In fact siphash-2-4 is already overkill for my purposes, with siphash-4-8 being close to cryptographically secure. Your attack is about as conceivable to me as P being equal to NP, in which case there is no cryptographically secure hash function anyway.
Fact? Based on what published cryptanalysis.
I meant to say: In fact I believe that
You need millions to find 2^12 of them wanting to access a single row.
With 2^15 threads you expect 1 access per row.
Correct on 2^15 but not on the conclusion.
With 2^27 you expect 2^12 accesses per row. That's hundreds of millions.
A CUDA gpu can apparently do 671 million threads
Not in hardware. It can only run a few thousand in hardware (simultaneously).
So the 671 have to run in thousands of batches, one after the other.

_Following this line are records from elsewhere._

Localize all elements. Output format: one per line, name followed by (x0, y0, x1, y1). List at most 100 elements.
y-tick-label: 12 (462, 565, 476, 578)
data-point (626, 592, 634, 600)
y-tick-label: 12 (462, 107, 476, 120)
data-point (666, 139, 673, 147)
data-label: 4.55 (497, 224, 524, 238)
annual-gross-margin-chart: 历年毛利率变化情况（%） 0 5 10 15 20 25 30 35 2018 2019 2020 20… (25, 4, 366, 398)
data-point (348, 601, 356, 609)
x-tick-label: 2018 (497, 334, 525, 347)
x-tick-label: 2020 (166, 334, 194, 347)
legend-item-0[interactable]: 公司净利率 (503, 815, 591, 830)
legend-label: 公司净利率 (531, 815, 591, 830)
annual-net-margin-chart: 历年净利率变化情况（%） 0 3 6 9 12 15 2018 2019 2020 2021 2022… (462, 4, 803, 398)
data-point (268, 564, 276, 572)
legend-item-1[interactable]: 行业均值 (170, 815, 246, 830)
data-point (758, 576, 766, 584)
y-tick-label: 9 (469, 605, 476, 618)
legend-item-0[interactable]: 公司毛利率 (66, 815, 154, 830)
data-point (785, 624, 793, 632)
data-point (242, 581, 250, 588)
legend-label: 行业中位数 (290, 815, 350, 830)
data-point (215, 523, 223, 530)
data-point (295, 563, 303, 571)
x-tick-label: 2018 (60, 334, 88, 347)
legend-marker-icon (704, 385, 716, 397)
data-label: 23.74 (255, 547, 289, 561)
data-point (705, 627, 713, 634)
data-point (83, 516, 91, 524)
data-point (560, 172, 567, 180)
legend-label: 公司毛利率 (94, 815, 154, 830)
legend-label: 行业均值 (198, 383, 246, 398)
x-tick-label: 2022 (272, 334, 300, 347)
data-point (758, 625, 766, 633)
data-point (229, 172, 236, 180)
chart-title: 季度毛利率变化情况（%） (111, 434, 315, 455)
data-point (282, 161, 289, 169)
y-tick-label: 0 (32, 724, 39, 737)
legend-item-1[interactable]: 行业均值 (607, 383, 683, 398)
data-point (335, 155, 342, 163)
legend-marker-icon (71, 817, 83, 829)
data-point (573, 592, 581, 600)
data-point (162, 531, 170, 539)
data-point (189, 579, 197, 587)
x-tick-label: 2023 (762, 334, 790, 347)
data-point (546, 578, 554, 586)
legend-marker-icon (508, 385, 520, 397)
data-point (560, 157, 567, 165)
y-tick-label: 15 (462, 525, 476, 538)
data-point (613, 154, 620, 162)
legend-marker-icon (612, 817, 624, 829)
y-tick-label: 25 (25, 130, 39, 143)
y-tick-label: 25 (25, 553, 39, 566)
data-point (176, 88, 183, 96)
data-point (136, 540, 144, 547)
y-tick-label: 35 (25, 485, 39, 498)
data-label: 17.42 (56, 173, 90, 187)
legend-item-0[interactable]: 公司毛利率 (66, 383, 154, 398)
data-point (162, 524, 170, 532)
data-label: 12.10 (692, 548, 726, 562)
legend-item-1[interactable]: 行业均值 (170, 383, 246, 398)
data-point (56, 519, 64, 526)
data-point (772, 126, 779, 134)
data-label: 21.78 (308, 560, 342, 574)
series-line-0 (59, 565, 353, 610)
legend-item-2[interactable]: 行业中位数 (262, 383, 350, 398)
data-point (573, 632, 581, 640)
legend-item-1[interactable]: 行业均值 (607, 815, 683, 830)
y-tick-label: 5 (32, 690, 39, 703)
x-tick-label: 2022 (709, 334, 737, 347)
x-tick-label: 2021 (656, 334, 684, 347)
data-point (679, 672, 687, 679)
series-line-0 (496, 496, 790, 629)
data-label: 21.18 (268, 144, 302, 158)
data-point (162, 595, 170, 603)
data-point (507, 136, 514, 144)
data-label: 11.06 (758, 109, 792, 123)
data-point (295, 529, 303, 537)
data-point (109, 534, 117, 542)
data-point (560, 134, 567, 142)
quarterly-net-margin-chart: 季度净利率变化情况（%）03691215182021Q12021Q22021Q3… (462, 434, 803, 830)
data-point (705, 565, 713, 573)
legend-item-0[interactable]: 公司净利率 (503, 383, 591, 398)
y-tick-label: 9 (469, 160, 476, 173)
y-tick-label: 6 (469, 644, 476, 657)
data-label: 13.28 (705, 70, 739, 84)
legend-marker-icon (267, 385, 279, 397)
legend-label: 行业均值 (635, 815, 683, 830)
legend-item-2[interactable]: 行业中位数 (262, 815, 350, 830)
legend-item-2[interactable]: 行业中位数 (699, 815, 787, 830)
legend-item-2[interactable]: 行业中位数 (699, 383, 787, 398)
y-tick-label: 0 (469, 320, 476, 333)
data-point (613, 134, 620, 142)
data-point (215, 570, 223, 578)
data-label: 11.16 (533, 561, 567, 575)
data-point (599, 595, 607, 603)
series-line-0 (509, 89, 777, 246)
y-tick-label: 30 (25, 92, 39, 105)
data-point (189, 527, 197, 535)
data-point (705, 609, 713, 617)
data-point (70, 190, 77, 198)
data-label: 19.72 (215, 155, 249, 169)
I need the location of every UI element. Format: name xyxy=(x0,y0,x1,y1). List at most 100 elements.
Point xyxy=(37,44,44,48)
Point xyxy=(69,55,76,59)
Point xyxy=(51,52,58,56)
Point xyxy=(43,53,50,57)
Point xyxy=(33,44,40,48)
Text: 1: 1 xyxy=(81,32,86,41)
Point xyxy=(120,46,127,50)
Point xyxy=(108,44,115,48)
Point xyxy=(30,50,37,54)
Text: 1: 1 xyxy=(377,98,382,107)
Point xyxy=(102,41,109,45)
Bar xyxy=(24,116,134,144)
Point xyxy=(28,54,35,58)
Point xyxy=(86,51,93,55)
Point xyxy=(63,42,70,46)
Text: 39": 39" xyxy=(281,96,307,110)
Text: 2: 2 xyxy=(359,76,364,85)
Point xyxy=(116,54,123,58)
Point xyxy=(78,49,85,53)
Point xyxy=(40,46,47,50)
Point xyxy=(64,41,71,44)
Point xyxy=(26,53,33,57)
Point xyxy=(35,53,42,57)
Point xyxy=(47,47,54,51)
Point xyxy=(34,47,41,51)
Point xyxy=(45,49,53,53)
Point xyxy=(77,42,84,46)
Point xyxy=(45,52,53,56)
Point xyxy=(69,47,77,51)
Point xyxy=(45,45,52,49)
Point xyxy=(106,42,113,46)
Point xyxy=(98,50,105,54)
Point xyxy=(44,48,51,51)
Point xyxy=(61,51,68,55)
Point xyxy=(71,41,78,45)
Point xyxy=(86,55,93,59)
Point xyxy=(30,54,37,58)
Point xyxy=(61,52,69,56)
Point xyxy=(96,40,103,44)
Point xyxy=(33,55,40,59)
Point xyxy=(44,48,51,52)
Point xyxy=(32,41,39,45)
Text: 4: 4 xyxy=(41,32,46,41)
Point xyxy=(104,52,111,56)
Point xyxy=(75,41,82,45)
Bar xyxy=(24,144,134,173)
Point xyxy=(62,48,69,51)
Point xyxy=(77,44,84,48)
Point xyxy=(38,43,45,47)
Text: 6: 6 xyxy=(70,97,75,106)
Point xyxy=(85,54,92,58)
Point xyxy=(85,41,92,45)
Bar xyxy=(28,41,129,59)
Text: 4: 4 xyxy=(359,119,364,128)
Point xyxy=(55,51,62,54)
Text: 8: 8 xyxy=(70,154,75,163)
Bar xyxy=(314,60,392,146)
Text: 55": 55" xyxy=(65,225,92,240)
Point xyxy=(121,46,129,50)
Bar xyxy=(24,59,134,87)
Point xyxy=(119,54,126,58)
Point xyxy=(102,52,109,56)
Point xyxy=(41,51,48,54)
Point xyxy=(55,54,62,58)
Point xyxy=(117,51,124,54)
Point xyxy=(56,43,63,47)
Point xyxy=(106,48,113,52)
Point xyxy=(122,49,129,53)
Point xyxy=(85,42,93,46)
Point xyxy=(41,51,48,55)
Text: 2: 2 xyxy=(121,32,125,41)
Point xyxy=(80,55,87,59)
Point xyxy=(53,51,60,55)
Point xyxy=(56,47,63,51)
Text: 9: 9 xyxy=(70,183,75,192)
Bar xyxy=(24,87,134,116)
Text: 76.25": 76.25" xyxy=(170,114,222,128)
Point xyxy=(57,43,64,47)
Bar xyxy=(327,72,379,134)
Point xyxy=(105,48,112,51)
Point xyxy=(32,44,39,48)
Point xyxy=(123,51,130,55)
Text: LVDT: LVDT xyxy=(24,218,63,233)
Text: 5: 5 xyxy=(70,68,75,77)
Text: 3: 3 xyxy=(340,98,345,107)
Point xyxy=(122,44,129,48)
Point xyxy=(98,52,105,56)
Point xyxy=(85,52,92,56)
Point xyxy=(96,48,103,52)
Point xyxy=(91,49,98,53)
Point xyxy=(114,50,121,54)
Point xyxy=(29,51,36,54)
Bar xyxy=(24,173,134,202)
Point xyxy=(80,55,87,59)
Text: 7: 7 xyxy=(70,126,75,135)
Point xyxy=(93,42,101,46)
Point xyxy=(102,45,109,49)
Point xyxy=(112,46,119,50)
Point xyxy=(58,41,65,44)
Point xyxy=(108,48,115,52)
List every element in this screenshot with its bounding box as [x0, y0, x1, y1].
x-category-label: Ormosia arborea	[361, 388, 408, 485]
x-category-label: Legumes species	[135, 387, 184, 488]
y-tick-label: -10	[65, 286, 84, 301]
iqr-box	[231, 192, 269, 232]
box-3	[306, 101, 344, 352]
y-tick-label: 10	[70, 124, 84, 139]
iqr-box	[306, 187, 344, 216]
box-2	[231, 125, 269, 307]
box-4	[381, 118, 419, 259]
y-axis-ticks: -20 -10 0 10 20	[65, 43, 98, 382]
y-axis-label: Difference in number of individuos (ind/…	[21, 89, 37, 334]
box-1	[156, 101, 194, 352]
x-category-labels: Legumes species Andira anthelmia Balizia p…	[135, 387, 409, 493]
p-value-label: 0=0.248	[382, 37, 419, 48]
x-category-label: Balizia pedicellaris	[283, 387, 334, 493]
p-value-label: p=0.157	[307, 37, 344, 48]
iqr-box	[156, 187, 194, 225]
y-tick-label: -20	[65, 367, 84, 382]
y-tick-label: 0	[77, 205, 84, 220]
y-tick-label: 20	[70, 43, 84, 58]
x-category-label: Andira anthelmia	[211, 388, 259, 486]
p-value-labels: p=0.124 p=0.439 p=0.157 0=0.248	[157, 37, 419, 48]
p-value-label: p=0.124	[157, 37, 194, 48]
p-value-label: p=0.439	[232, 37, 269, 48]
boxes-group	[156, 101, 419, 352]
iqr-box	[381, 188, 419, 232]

I don't think it is safe to assume that ASICs can't be designed to support millions of very efficient threads for this very customized computation
Your ASIC would require an insanely huge die and be orders of magnitude more expensive than the DRAM it tries to optimize access to.
and again sharing the computation transistors amongst only the threads that aren't stalled, thus not needing millions of instances of the compute units.
How would you know what to stall without doing its computation first??
Also remember I need for instant transactions to have a very fast proving time, which thus means at 2^20 counters it could be trivially parallelized losing ASIC resistance with only thousands of threads.
For such small instances, latency is not that relevant as it all fits in SRAM cache.